Преподаватель семинаріи Митрофанъ Григоревскій.
«Астраханскія Епархіальныя Вѣдомости». 1897. Ч. Неофф. № 21. С. 701-707; № 22. С. 733-740.
{1} Твор. св. Іоанна Злат. т. I, кн. I. С.-Пет. 1895 г. Предисловіе, V.
{2} Бес. XII на посл. къ Колос. С.-Пет. 1858.
{3} Бес. на 5 гл. посл. къ Ефес. XX, 5.
{4} Бес. II на слова: «жена привязана есть закономъ мужу» (1 Кор. VII, 39-40). Бес. на разн. мѣста Св. Пис., т. 2. С.-Петербургъ. 1862., стр. 507-508.
{5 Бес. на разн. мѣста Св. Пис. т. II, стр. 507-508.
{6v Бес. XX на посл. къ Ефес., стр. 311-312.
{7} Бес. къ Антіох. народу, т. 2. Бес. 17 на кн. Быт.
{8} Бес. къ Ефес. XX, стр 314.
{9} Бес. на Еванг. Іоанна, ч. 2, стр. 195-196.
{10} Бес. на кн. Бытія, ч. 2, стр. 365.
{11} Бес. III на посл. къ Титу, стр. 45.
{12} Бес. на 1 Кор. VII, 39-40. Бес. на р. м. Св. Пис., т. II, стр. 483.
{13} 2 бес. къ молодой вдовѣ, т. I, стр. 384.
{14} Бес. на р. м. Св. Пис., т. III, стр. 148-149.
{15} Тамъ же.
{16} Бес. на 1 посл. къ Тимоѳ., стр. 149.
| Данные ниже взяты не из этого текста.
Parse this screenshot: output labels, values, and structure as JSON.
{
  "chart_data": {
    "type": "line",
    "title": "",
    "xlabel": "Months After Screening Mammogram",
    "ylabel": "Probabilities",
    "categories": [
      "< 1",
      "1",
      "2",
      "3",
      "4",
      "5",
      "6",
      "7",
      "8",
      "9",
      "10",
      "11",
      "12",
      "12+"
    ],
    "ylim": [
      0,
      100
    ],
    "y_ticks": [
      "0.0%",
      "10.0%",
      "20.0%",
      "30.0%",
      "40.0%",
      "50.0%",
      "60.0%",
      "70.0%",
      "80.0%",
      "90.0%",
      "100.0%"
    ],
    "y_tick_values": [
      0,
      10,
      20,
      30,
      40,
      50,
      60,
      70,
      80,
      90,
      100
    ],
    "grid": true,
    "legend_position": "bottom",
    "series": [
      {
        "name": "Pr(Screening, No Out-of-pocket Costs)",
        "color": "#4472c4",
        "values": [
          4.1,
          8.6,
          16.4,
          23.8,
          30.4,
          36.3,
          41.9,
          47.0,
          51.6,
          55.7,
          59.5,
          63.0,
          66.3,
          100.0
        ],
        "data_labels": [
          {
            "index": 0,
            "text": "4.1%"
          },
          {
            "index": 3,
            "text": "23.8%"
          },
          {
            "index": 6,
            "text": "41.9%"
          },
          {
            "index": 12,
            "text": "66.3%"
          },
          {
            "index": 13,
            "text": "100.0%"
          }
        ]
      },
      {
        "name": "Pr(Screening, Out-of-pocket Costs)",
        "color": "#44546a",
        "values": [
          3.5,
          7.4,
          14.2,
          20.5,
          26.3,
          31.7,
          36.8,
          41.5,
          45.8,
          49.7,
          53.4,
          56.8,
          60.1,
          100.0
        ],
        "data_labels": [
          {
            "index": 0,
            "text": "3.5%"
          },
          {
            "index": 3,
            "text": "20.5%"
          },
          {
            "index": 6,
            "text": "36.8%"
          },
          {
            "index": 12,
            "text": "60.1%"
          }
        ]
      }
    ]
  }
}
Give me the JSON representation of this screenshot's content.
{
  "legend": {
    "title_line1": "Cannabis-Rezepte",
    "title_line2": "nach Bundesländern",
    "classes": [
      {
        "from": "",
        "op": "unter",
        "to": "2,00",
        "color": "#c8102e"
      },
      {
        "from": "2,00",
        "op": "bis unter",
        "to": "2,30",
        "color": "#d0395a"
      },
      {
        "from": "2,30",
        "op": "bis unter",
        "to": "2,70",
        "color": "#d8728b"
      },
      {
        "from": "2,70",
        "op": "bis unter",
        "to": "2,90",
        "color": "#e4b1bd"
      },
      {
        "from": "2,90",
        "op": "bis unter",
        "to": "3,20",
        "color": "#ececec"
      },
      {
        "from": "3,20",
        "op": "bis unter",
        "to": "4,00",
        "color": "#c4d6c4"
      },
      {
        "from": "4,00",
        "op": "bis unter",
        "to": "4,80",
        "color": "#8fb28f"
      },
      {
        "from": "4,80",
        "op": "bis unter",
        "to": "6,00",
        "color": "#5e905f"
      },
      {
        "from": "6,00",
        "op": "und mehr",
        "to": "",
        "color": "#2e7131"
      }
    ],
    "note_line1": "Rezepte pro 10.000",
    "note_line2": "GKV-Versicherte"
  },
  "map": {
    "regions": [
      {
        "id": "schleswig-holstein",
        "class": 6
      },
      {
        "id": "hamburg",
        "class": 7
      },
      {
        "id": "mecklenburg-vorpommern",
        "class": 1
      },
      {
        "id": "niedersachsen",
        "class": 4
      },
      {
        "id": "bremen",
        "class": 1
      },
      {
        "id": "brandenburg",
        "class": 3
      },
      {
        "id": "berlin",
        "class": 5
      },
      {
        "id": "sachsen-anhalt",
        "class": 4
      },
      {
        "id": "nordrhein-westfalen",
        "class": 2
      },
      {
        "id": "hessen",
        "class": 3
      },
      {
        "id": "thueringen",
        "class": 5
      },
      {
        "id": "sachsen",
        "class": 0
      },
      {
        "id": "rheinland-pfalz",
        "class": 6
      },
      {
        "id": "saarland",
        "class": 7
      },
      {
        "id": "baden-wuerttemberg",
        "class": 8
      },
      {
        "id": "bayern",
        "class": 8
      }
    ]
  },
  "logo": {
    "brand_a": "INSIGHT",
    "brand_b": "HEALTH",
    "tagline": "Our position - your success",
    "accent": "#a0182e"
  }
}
{17} О дѣвствѣ, стр. 41-42.
{18} Бес. на 1 Кор. VII, 39-40.
{19} 14 бес. на 1 Тим., стр. 198.
{20} 20 бес. на Ефес., стр. 316-317.
{21} Бес. на Ев. Мѳ. ч. 1, бес. 17, стр. 353.
{22} Бес. на 1 Кор. VII, 35.
{23} Такой взглядъ проводится, между прочимъ, въ брачномъ правѣ западно-римской церкви.